Scalzi’s Writing

A while back I started reading John Scalzi’s blog, which has some cool info for writers. I don’t usually read sci-fi, so I hadn’t actually read any of his stuff. Then I read his April Fools’ prologue to the first book of his non-existent fantasy trilogy The Shadow War of the Night Dragons.

I was extremely impressed with his writing; I wish he would really write that trilogy, because I’d love to read it. But it made me interested to read more of his stuff, so over the second half of last week, I read his sci-fi trilogy that begins with Old Man’s War, and wow.

The creativity and attention to detail here is incredible, and Scalzi’s writing really is masterful. I think the first book is the best, followed by the third (The Last Colony) and then the second (The Ghost Brigades). The only thing I noticed in Scalzi’s writing style that some might call a flaw is his tendency to “infodump” alternately every few pages: he’ll go into a detailed explanation of something that will ultimately turn out to be somewhat related to the story. Don’t get me wrong, these segments are just as well done as the rest, sometimes presenting some of the cleverest parts of the whole book, but they do break up the pace a bit.

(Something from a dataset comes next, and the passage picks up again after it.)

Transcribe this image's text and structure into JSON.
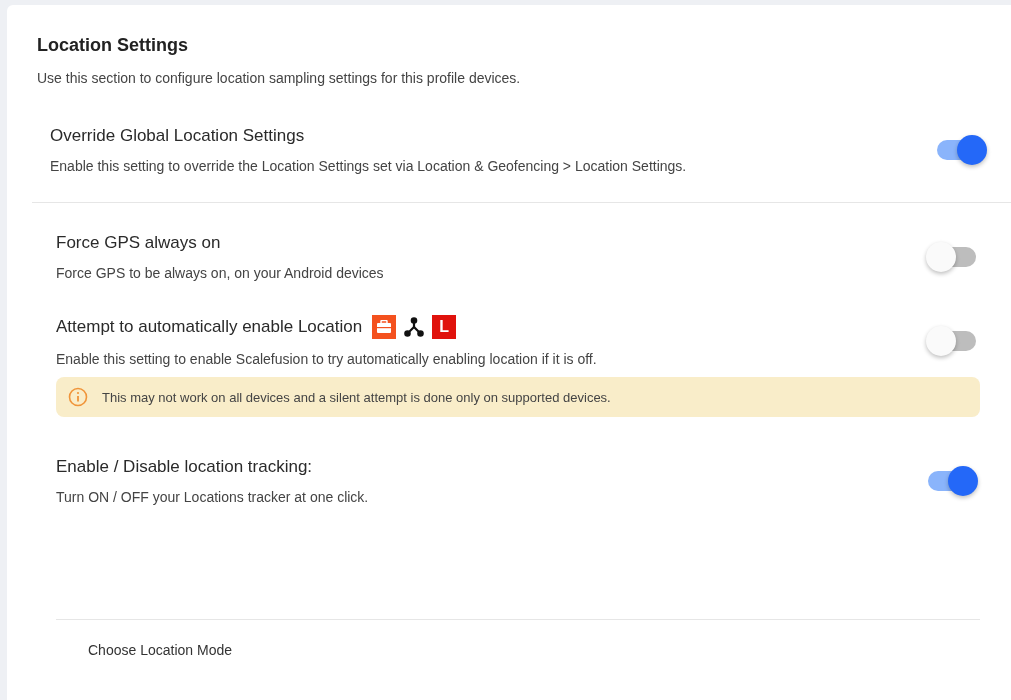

I like Old Man’s War the best partially because of this: those segments are less cumbersome with some specific features to help them out. I didn’t actually notice it at all in Old Man’s War until looking back after reading The Ghost Brigades, because first person point of view helps. Since the protagonist is there through these segments as a frame of reference, it is easier to get into and through them, which helps keep the pace going. This was the case for Old Man’s War and The Last Colony, but The Ghost Brigades was written in third person for the obvious reason that its protagonist didn’t appear until about a quarter of the way through the story. Unfortunately that means many of the “infodump” segments didn’t really have a frame of reference to help keep the pacing (something that seemed to slow down the first part of the book before the protagonist appeared, as well). The tendency shows in The Shadow War of the Night Dragons also, but there the humor keeps it going as it does for Terry Pratchett and Douglas Adams.

Overall, though, wow. Scalzi is an excellent writer whose stuff you should read.

I picked up Zoe’s Tale as many people did: not realizing that it is the same story as The Last Colony but from a different character’s perspective. I will read it, but after a break, since The Last Colony is still a little too fresh on my mind.